Leckhampstead is a village and civil parish on the downs between Wantage and Newbury. It was formerly a chapelry of Chieveley.
West of the main settlement is the smaller settlement of Leckhampstead Thicket. The hamlet of Hill Green which lies to the east of the B4494, was the original Leckhampstead until the time of the Black Death, when the few survivors moved to higher ground on the other side of the valley.
Egypt is an old place name in Hill Green.
Farm names in 1851 included: Leckhampstead, Eastley, Rookery and Town Pond.
There is also a Leckhampstead in Buckinghamshire.
Size
1,777 acres (719 hectares)
Population
399 in 1851; 343 in 2011
Poor Law union
Newbury
Registration district
Newbury
Present-day local authority
West Berkshire
Grid reference
SU 42 75
Adjoining parishes in 1851
Boxford, Brightwalton, Chaddleworth, Peasemore, Welford, Winterbourne, Chieveley
Genealogical resources
See Berks FHS Books for coverage of this parish in the society’s range of CDs.
See also Berkshire Record Office holdings.
Links
The parish council website, includes a number of historical pictures.
Published local history
In the Victoria County History Berkshire Leckhampstead is covered under Chieveley.
B H Bravery Atlee Notes on the history of Chieveley with Winterbourne, Oare and Curridge (also of Leckhampstead) together with provisional lists of those from these parishes who served in the Great War (Newbury, Blacket Turner, 1919) is held in West Berks Library.
Anglican church and parochial organisation
Leckhampstead was for centuries a chapelry of Chieveley, served by a curate. Today it is part of the West Downland benefice of Brightwalton with Catmore, Chaddleworth, Fawley, Leckhampstead, Great Shefford with Shefford Woodlands and Welford with Wickham. This benefice lies within the deanery of Newbury and the archdeaconry of Berkshire, which transferred from Salisbury diocese to that of Oxford in 1836.
The church of St James the Less, built 1859, replaced Leckhampstead Chapel. Also known as Leckhampstead Old Church, this was dedicated in about 1050, and stood near Chapel Farm at Hill Green. The chapel was demolished in 1859 when the new church of St James was built, incorporating the Saxon font, the Jacobean pulpit and altar rails, the single church bell (1350) and also the porch timbers from the original chapel.
The war memorial comprises an obelisk on a plinth with two clock faces, one facing north and one facing south. The chains surrounding the monument came from a warship that took part in the Battle of Jutland, and they are supported on spent shell cases. The clock on the memorial has hands made from First World War bayonets, hours made of .303 cartridges and minutes made from .303 bullets.
Other churches
A Wesleyan chapel here, built in 1860, and a Primitive Methodist chapel, erected at the Thicket about 1830 (and rebuilt in 1874) were mentioned in the Victoria County History.
Schools
In 1850 Winterbourne had two schools, one endowed.
Pubs
The Stag was in 1851 a beer-house called the Stag and Stocks.
Other local history
Several large sarsen stones formerly stood in rows at Hill Green, Leckhampstead, and were thought to be the remains of an alignment or avenue. They were removed in the late nineteenth century, though many are lying close by.

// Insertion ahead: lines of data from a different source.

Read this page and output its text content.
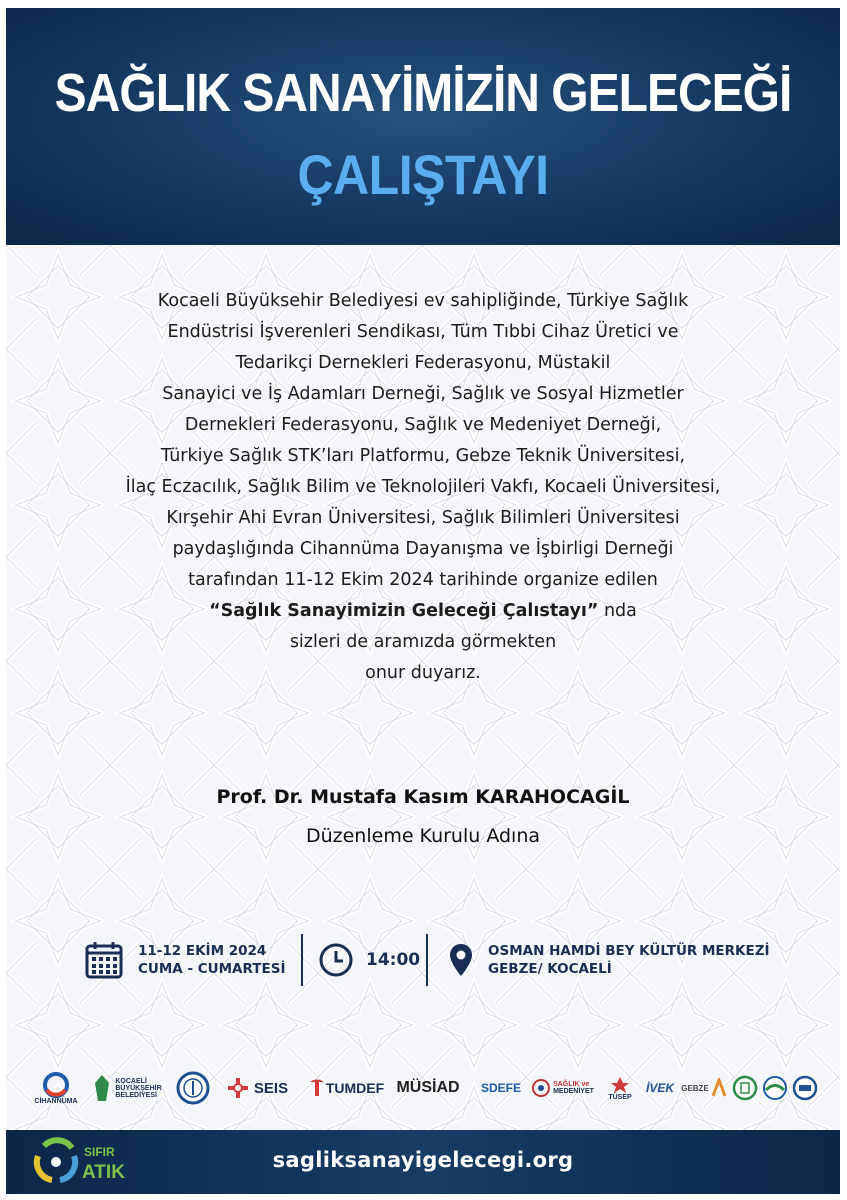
SAĞLIK SANAYİMİZİN GELECEĞİ
ÇALIŞTAYI
Kocaeli Büyüksehir Belediyesi ev sahipliğinde, Türkiye Sağlık
Endüstrisi İşverenleri Sendikası, Tüm Tıbbi Cihaz Üretici ve
Tedarikçi Dernekleri Federasyonu, Müstakil
Sanayici ve İş Adamları Derneği, Sağlık ve Sosyal Hizmetler
Dernekleri Federasyonu, Sağlık ve Medeniyet Derneği,
Türkiye Sağlık STK’ları Platformu, Gebze Teknik Üniversitesi,
İlaç Eczacılık, Sağlık Bilim ve Teknolojileri Vakfı, Kocaeli Üniversitesi,
Kırşehir Ahi Evran Üniversitesi, Sağlık Bilimleri Üniversitesi
paydaşlığında Cihannüma Dayanışma ve İşbirligi Derneği
tarafından 11-12 Ekim 2024 tarihinde organize edilen
“Sağlık Sanayimizin Geleceği Çalıstayı” nda
sizleri de aramızda görmekten
onur duyarız.
Prof. Dr. Mustafa Kasım KARAHOCAGİL
Düzenleme Kurulu Adına
11-12 EKİM 2024
CUMA - CUMARTESİ	14:00	OSMAN HAMDİ BEY KÜLTÜR MERKEZİ
GEBZE/ KOCAELİ
CİHANNÜMA
KOCAELİ
BÜYÜKŞEHİR
BELEDİYESİ	SEIS	TUMDEF MÜSİAD SDEFE	SAĞLIK ve
MEDENİYET
TÜSEP
İVEK GEBZE
SIFIR
ATIK
sagliksanayigelecegi.org
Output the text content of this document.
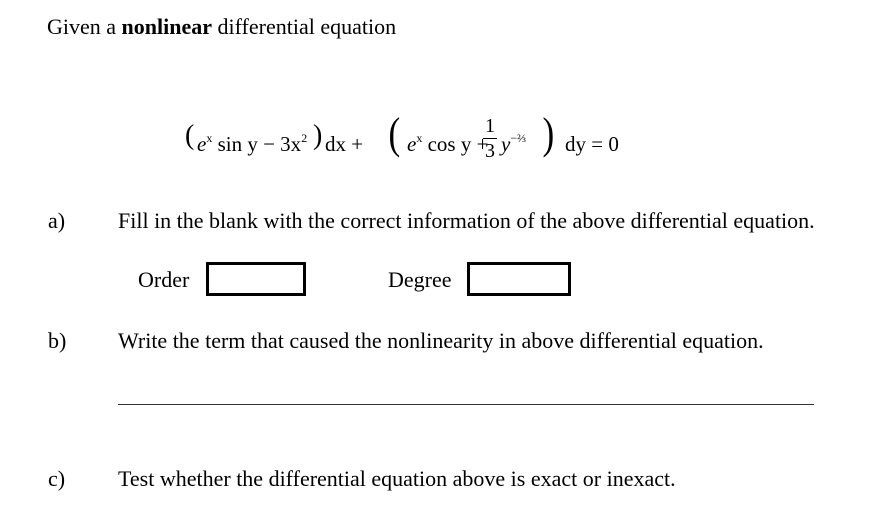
Given a nonlinear differential equation
( $e^x$ $\sin y - 3x^2$ ) dx + ( $e^x$ cos y +
1
3 $y^{-\frac{2}{3}}$ ) dy = 0
a) Fill in the blank with the correct information of the above differential equation.
Order	Degree
b) Write the term that caused the nonlinearity in above differential equation.
c) Test whether the differential equation above is exact or inexact.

English Heritage records a medieval deer park of c1228.
The Hangman’s Stone marks the southern village boundary, and was so called from a local tale in which a sheep rustler was carrying a stolen sheep over his shoulder with a rope held around his neck. The thief fell asleep sitting on a stone beside the road and the sheep, in struggling to get free, hanged the man by the rope around his neck.
The eighteenth-century Malt Cottage at Hill Green is Grade II-listed. In the 1851 census it appears malting was still carried out.